Une fête se prépare toujours avec une impatience d’autant plus naturelle que la célébration porte en elle sa propre joie. Quand elle arrive enfin, son ouverture n’est pas qu’un début, elle est un couronnement.

Et quand il s’agit de ‘Hanouccah, les flammes qui dansent au sommet des chandeliers dans chaque maison sont, à la fois, comme des signaux d’éternité, des figures d’avenir et des chants de pure joie. Car c’est autour d’elles que la fête est construite.

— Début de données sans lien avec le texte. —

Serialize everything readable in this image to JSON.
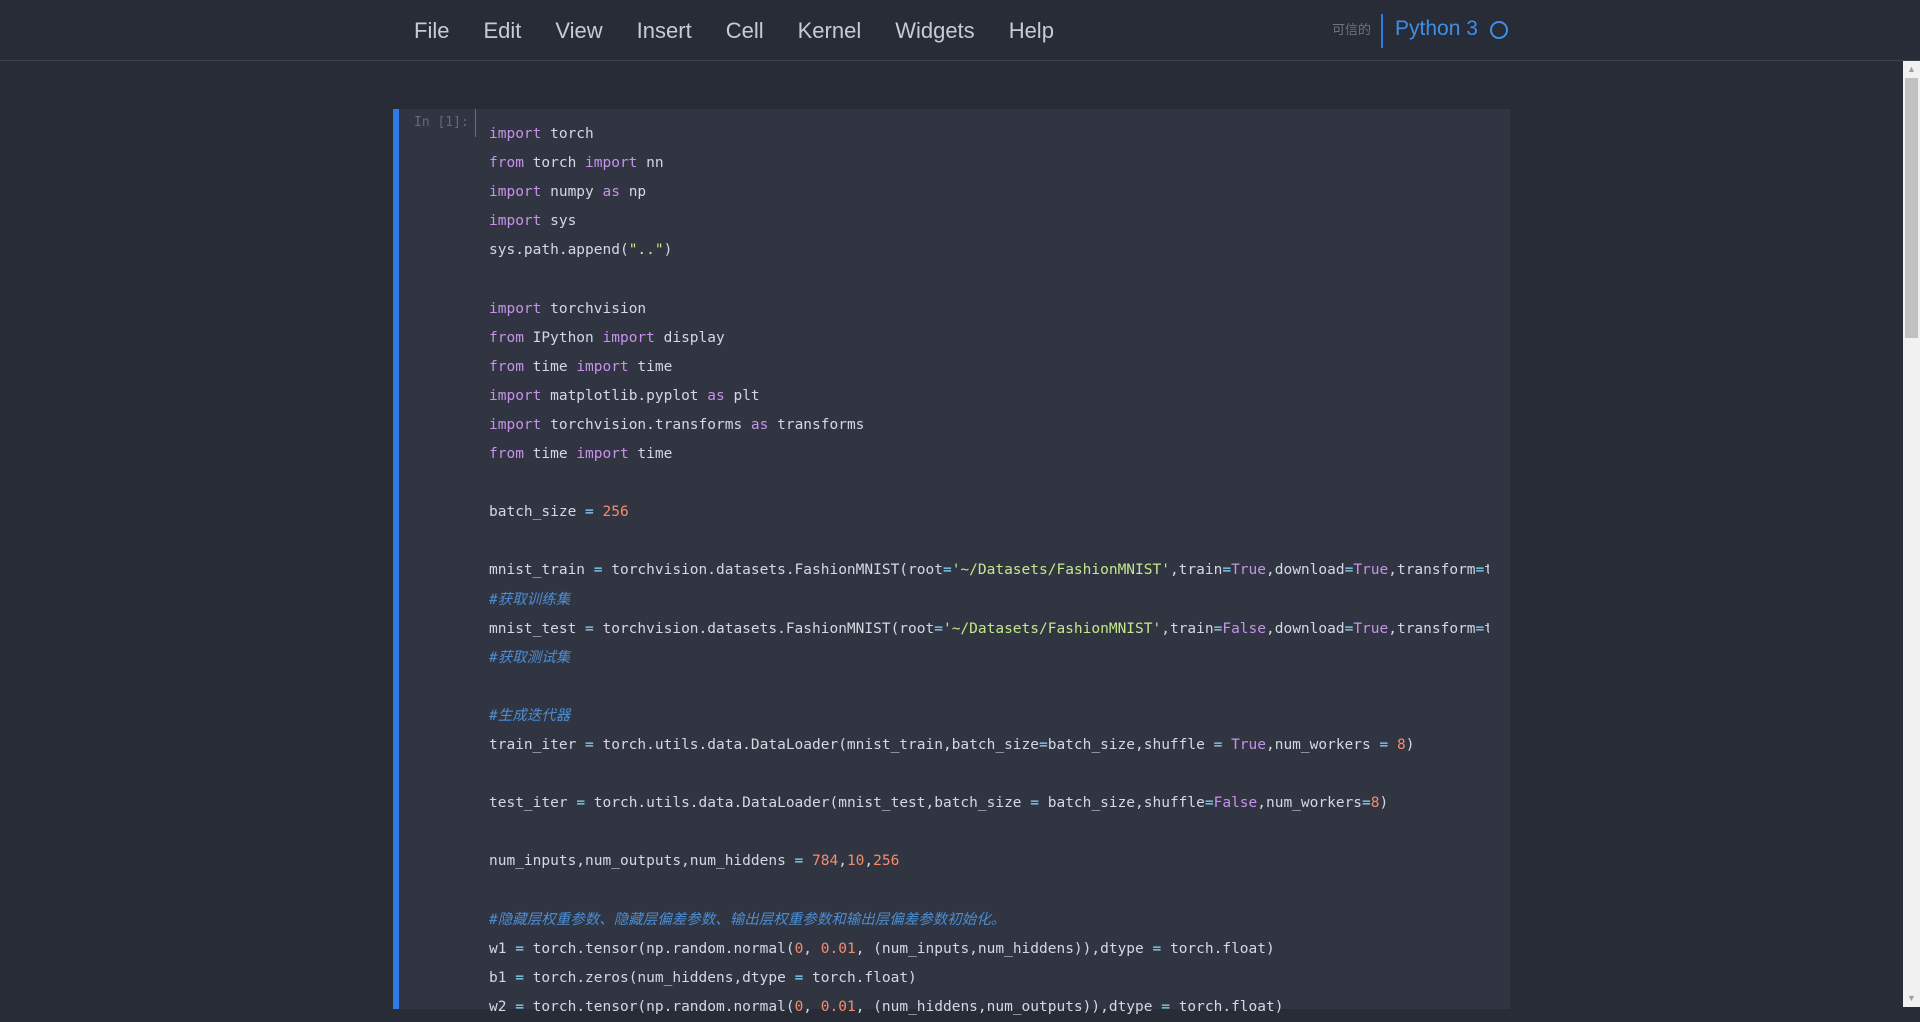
{
  "menu": {
    "items": [
      "File",
      "Edit",
      "View",
      "Insert",
      "Cell",
      "Kernel",
      "Widgets",
      "Help"
    ]
  },
  "kernel": {
    "trusted_label": "可信的",
    "name": "Python 3"
  },
  "cell": {
    "prompt": "In [1]:",
    "code_lines": [
      [
        [
          "kw",
          "import"
        ],
        [
          "t",
          " torch"
        ]
      ],
      [
        [
          "kw",
          "from"
        ],
        [
          "t",
          " torch "
        ],
        [
          "kw",
          "import"
        ],
        [
          "t",
          " nn"
        ]
      ],
      [
        [
          "kw",
          "import"
        ],
        [
          "t",
          " numpy "
        ],
        [
          "kw",
          "as"
        ],
        [
          "t",
          " np"
        ]
      ],
      [
        [
          "kw",
          "import"
        ],
        [
          "t",
          " sys"
        ]
      ],
      [
        [
          "t",
          "sys.path.append("
        ],
        [
          "str",
          "\"..\""
        ],
        [
          "t",
          ")"
        ]
      ],
      [],
      [
        [
          "kw",
          "import"
        ],
        [
          "t",
          " torchvision"
        ]
      ],
      [
        [
          "kw",
          "from"
        ],
        [
          "t",
          " IPython "
        ],
        [
          "kw",
          "import"
        ],
        [
          "t",
          " display"
        ]
      ],
      [
        [
          "kw",
          "from"
        ],
        [
          "t",
          " time "
        ],
        [
          "kw",
          "import"
        ],
        [
          "t",
          " time"
        ]
      ],
      [
        [
          "kw",
          "import"
        ],
        [
          "t",
          " matplotlib.pyplot "
        ],
        [
          "kw",
          "as"
        ],
        [
          "t",
          " plt"
        ]
      ],
      [
        [
          "kw",
          "import"
        ],
        [
          "t",
          " torchvision.transforms "
        ],
        [
          "kw",
          "as"
        ],
        [
          "t",
          " transforms"
        ]
      ],
      [
        [
          "kw",
          "from"
        ],
        [
          "t",
          " time "
        ],
        [
          "kw",
          "import"
        ],
        [
          "t",
          " time"
        ]
      ],
      [],
      [
        [
          "t",
          "batch_size "
        ],
        [
          "op",
          "="
        ],
        [
          "t",
          " "
        ],
        [
          "num",
          "256"
        ]
      ],
      [],
      [
        [
          "t",
          "mnist_train "
        ],
        [
          "op",
          "="
        ],
        [
          "t",
          " torchvision.datasets.FashionMNIST(root"
        ],
        [
          "op",
          "="
        ],
        [
          "str",
          "'~/Datasets/FashionMNIST'"
        ],
        [
          "t",
          ",train"
        ],
        [
          "op",
          "="
        ],
        [
          "bool",
          "True"
        ],
        [
          "t",
          ",download"
        ],
        [
          "op",
          "="
        ],
        [
          "bool",
          "True"
        ],
        [
          "t",
          ",transform"
        ],
        [
          "op",
          "="
        ],
        [
          "t",
          "transforms.ToTensor())"
        ]
      ],
      [
        [
          "comment",
          "#获取训练集"
        ]
      ],
      [
        [
          "t",
          "mnist_test "
        ],
        [
          "op",
          "="
        ],
        [
          "t",
          " torchvision.datasets.FashionMNIST(root"
        ],
        [
          "op",
          "="
        ],
        [
          "str",
          "'~/Datasets/FashionMNIST'"
        ],
        [
          "t",
          ",train"
        ],
        [
          "op",
          "="
        ],
        [
          "bool",
          "False"
        ],
        [
          "t",
          ",download"
        ],
        [
          "op",
          "="
        ],
        [
          "bool",
          "True"
        ],
        [
          "t",
          ",transform"
        ],
        [
          "op",
          "="
        ],
        [
          "t",
          "transforms.ToTensor())"
        ]
      ],
      [
        [
          "comment",
          "#获取测试集"
        ]
      ],
      [],
      [
        [
          "comment",
          "#生成迭代器"
        ]
      ],
      [
        [
          "t",
          "train_iter "
        ],
        [
          "op",
          "="
        ],
        [
          "t",
          " torch.utils.data.DataLoader(mnist_train,batch_size"
        ],
        [
          "op",
          "="
        ],
        [
          "t",
          "batch_size,shuffle "
        ],
        [
          "op",
          "="
        ],
        [
          "t",
          " "
        ],
        [
          "bool",
          "True"
        ],
        [
          "t",
          ",num_workers "
        ],
        [
          "op",
          "="
        ],
        [
          "t",
          " "
        ],
        [
          "num",
          "8"
        ],
        [
          "t",
          ")"
        ]
      ],
      [],
      [
        [
          "t",
          "test_iter "
        ],
        [
          "op",
          "="
        ],
        [
          "t",
          " torch.utils.data.DataLoader(mnist_test,batch_size "
        ],
        [
          "op",
          "="
        ],
        [
          "t",
          " batch_size,shuffle"
        ],
        [
          "op",
          "="
        ],
        [
          "bool",
          "False"
        ],
        [
          "t",
          ",num_workers"
        ],
        [
          "op",
          "="
        ],
        [
          "num",
          "8"
        ],
        [
          "t",
          ")"
        ]
      ],
      [],
      [
        [
          "t",
          "num_inputs,num_outputs,num_hiddens "
        ],
        [
          "op",
          "="
        ],
        [
          "t",
          " "
        ],
        [
          "num",
          "784"
        ],
        [
          "t",
          ","
        ],
        [
          "num",
          "10"
        ],
        [
          "t",
          ","
        ],
        [
          "num",
          "256"
        ]
      ],
      [],
      [
        [
          "comment",
          "#隐藏层权重参数、隐藏层偏差参数、输出层权重参数和输出层偏差参数初始化。"
        ]
      ],
      [
        [
          "t",
          "w1 "
        ],
        [
          "op",
          "="
        ],
        [
          "t",
          " torch.tensor(np.random.normal("
        ],
        [
          "num",
          "0"
        ],
        [
          "t",
          ", "
        ],
        [
          "num",
          "0.01"
        ],
        [
          "t",
          ", (num_inputs,num_hiddens)),dtype "
        ],
        [
          "op",
          "="
        ],
        [
          "t",
          " torch.float)"
        ]
      ],
      [
        [
          "t",
          "b1 "
        ],
        [
          "op",
          "="
        ],
        [
          "t",
          " torch.zeros(num_hiddens,dtype "
        ],
        [
          "op",
          "="
        ],
        [
          "t",
          " torch.float)"
        ]
      ],
      [
        [
          "t",
          "w2 "
        ],
        [
          "op",
          "="
        ],
        [
          "t",
          " torch.tensor(np.random.normal("
        ],
        [
          "num",
          "0"
        ],
        [
          "t",
          ", "
        ],
        [
          "num",
          "0.01"
        ],
        [
          "t",
          ", (num_hiddens,num_outputs)),dtype "
        ],
        [
          "op",
          "="
        ],
        [
          "t",
          " torch.float)"
        ]
      ]
    ]
  }
}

Ces flammes sont décidément porteuses d’idées essentielles à notre vie. Il faut d’abord relever qu’elles ne se contentent pas d’être ce qu’elles sont : brillantes, éclairant ce qui les entoure. Elles se donnent à qui veut les prendre. Et, quand le feu se partage, par cette belle action, il ne retire rien à lui-même. C’est un grand altruiste et c’est justement cet altruisme qui lui donne encore davantage à vivre. Son don fait le progrès de la lumière. Mieux, alors qu’il existe dans ce monde, il aspire toujours à s’élever, il vit comme dans une tension constante pour parvenir, en quelque sorte, à un au-delà de lui-même.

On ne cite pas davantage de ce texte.